A spokesperson with IDES told the Better Government Association the agency is “in the early stages of beginning the process to search for and hire a program manager for this project” and is looking to have the program up and running within the next two years.
IDES spokeswoman Rebecca Cisco said it could take one year for the state to secure federal funding available through 2023 to help implement the workshare program. In addition to hiring the program manager, the agency also needs to find a vendor to administer it. After that, she said, IDES anticipates it will take another year to get the program up-and-running on “a general, conservative timeline.”
That means Illinois likely won’t be able to take advantage of an offer under the federal CARES Act to reimburse states for workshare program payouts, Cisco confirmed.
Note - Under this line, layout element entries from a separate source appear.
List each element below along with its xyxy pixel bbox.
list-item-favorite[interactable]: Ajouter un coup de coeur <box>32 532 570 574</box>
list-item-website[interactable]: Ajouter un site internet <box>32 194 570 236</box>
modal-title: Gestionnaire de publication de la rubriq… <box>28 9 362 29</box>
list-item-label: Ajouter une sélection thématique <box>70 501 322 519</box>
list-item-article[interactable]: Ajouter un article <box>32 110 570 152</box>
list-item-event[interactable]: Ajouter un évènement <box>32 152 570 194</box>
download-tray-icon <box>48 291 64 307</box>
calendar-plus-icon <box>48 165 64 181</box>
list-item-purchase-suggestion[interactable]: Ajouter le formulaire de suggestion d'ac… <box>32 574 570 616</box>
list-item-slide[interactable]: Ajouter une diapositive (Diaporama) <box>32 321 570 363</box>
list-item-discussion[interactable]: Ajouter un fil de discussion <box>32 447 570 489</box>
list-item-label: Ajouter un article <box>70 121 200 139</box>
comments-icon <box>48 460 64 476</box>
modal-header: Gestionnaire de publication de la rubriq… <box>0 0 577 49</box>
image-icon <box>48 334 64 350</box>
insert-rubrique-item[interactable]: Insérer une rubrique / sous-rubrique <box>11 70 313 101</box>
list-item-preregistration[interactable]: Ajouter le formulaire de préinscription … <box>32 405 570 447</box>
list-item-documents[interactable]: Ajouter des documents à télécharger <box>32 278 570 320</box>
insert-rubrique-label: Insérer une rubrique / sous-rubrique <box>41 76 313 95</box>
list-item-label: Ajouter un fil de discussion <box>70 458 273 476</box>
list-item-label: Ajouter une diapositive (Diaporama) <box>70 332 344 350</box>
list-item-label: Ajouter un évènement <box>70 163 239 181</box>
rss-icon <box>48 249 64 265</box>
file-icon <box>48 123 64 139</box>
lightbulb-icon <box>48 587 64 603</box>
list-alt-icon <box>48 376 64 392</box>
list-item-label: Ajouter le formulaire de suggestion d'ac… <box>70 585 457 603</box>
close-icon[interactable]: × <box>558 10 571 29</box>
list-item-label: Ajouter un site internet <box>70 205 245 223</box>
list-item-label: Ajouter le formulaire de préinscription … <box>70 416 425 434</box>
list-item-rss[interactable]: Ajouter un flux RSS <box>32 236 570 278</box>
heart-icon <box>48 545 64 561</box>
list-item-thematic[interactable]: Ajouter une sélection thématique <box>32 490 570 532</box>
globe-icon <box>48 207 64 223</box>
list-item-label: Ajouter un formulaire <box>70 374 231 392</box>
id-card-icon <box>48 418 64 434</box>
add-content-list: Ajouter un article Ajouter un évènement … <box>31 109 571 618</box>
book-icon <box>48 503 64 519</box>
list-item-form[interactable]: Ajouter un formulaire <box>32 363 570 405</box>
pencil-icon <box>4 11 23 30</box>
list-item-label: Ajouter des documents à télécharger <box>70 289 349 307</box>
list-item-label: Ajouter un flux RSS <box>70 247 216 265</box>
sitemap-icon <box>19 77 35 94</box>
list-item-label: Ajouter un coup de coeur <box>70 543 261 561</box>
Under that legislation, the federal government will fully reimburse states with workshare programs for compensation benefits through December 31, 2020. Even states without existing programs can benefit, with the federal government offering to chip in at half that rate if they agree to participate temporarily.
According to an April report from the Illinois Economic Policy Institute and the University of Illinois Project for Middle Class Renewal, implementing and promoting the state’s workshare program could save up to 124,000 jobs in Illinois, increase worker income, reduce turnover costs for businesses and save state government up to $1.1 billion in unemployment insurance costs this year alone.
Leaders in business and labor continue to support the program, and the state lawmaker who sponsored the plan that created it has put forward a resolution calling on IDES to act.
Illinois Sen. Steve Stadelman of Caledonia told us he wants to know why Illinois can’t tap into the partial reimbursement for short-time compensation available to states that don’t already have workshare programs.
“There’s an apparent lack of urgency with IDES to move ahead with this program,” he said. “It’s been hard to get answers.”
We asked Cisco why the process for launching workshare is projected to take so much longer than it took Illinois to institute a program for independent contractors to apply for unemployment insurance.
“It’s not an add-on to the current system,” Cisco said. “It would be a completely new system that would have to be built.”